The federal government is using taxpayer funds to promote hip-hop abroad, sometimes with the aim of advancing left-of-center agenda items.

The State Department has funded 31 different programs spanning 23 countries to promote hip-hop as part of America’s public diplomacy strategy, federal grant records show. Using hip-hop to promote democratic values, boost climate activism and promote diversity were among the initiatives funded by the federal government.

State Department officials have approved nearly $700,000 in grants promoting hip-hop-related programs since the beginning of the 2021 fiscal year, according to spending records.

One such taxpayer-funded grant “leverage[d] the African ancestral connectivity of the spoken word and hip-hop to promote a more racially and inclusive climate movement via environmental justice” in Brazil, records show. The grant, which was worth $15,000, was paid out in September 2023 to the Hip Hop Loves Foundation, a pro-BLM nonprofit in New York that uses “hip-hop as a tool for social change,” according to its Facebook page.

Another grant, this time worth $17,000, was disbursed by the State Department in October 2022 to “positively engage at-risk youth” in France by using hip-hop to “foster their sense of community engagement,” grant records show. The grant also sought to teach French youths how to “address social issues such as diversity, inclusion and the environment” by using hip-hop.

The department paid out another grant in 2022 to use “American hip-hop culture” as a “bridge for connecting diverse communities” in Israel, according to grant records.

The State Department has long promoted hip-hop as a medium to advance America’s interest abroad. In 2013, the department helped launch Next Level, an initiative that seeks to reduce violence in foreign nations by introducing hip-hop, according to the program’s website. “Hip hop’s very existence can be understood as a form of conflict transformation,” the program’s website says.

“When DJs and beatmakers battle they transform physical conflict into sonic conflict; when b-boys and b-girls (breakdancers) challenge each other, their aggressive moves replace fistfights with dance; when MCs diss each other they release their anger into rhyme; when aerosol writers create murals they claim territory through art rather than by force,” the website continues.

 

A recent Next Level initiative funded by the State Department sought to promote the “democratic values of civic education, youth leadership, girl empowerment [and] minorit[y] inclusion” and reduce conflict by teaching Romanians about hip hop, grant records show. The grant was approved in October 2022 and was worth just over $15,000.

“American culture—especially American music—is one of the United States’ greatest exports, which is why the Department has strategically used music to promote peace and cross-cultural connections for over 75 years,” a State Department spokesperson told the Daily Caller News Foundation.

“Since 2001, when President George W. Bush appointed Toni Blackman as the United States’ first hip hop ambassador, to today—the 10th anniversary year of Next Level, the Department’s hip-hop music exchange program that promotes peace and conflict resolution—hip hop continues to be a valuable diplomatic tool that allows the United States to reach young people around the globe, while also supporting broader U.S. foreign policy goals to expand access to education and economic opportunity and equity,” they continued.
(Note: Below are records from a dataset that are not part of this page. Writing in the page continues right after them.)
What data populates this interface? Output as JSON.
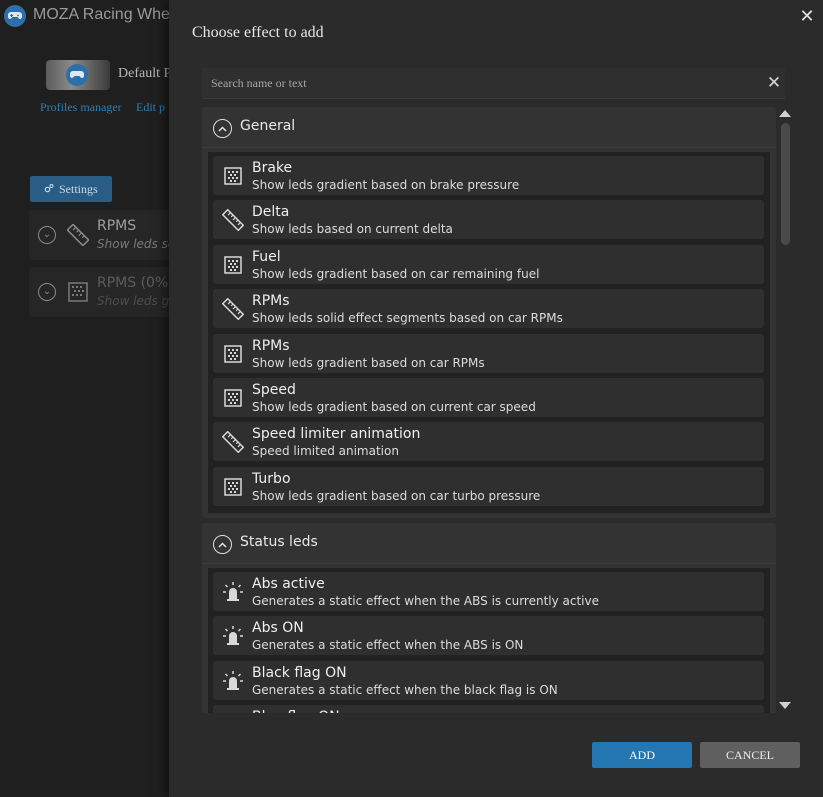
{
  "app": {
    "title": "MOZA Racing Wheel",
    "profile_name": "Default P",
    "profiles_manager_link": "Profiles manager",
    "edit_profile_link": "Edit p",
    "settings_button": "Settings",
    "effects": [
      {
        "name": "RPMS",
        "description": "Show leds so",
        "icon": "ruler-icon"
      },
      {
        "name": "RPMS (0%",
        "description": "Show leds gr",
        "icon": "gradient-icon"
      }
    ]
  },
  "dialog": {
    "title": "Choose effect to add",
    "search": {
      "placeholder": "Search name or text",
      "value": ""
    },
    "sections": [
      {
        "title": "General",
        "items": [
          {
            "name": "Brake",
            "description": "Show leds gradient based on brake pressure",
            "icon": "gradient-icon"
          },
          {
            "name": "Delta",
            "description": "Show leds based on current delta",
            "icon": "ruler-icon"
          },
          {
            "name": "Fuel",
            "description": "Show leds gradient based on car remaining fuel",
            "icon": "gradient-icon"
          },
          {
            "name": "RPMs",
            "description": "Show leds solid effect segments based on car RPMs",
            "icon": "ruler-icon"
          },
          {
            "name": "RPMs",
            "description": "Show leds gradient based on car RPMs",
            "icon": "gradient-icon"
          },
          {
            "name": "Speed",
            "description": "Show leds gradient based on current car speed",
            "icon": "gradient-icon"
          },
          {
            "name": "Speed limiter animation",
            "description": "Speed limited animation",
            "icon": "ruler-icon"
          },
          {
            "name": "Turbo",
            "description": "Show leds gradient based on car turbo pressure",
            "icon": "gradient-icon"
          }
        ]
      },
      {
        "title": "Status leds",
        "items": [
          {
            "name": "Abs active",
            "description": "Generates a static effect when the ABS is currently active",
            "icon": "led-icon"
          },
          {
            "name": "Abs ON",
            "description": "Generates a static effect when the ABS is ON",
            "icon": "led-icon"
          },
          {
            "name": "Black flag ON",
            "description": "Generates a static effect when the black flag is ON",
            "icon": "led-icon"
          },
          {
            "name": "Blue flag ON",
            "description": "",
            "icon": "led-icon"
          }
        ]
      }
    ],
    "add_button": "ADD",
    "cancel_button": "CANCEL"
  },
  "colors": {
    "accent": "#2476b0",
    "cancel": "#5f5f5f",
    "background": "#2b2b2b"
  }
}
The majority of the State Department’s hip-hop grants since the beginning of the 2021 fiscal year have been offered under the agency’s “public diplomacy programs” initiative.

The initiative exists to “support the achievement of U.S. foreign policy goals and objectives, advance national interests and enhance national security by informing and influencing foreign publics,” according to a spending website maintained by the federal government.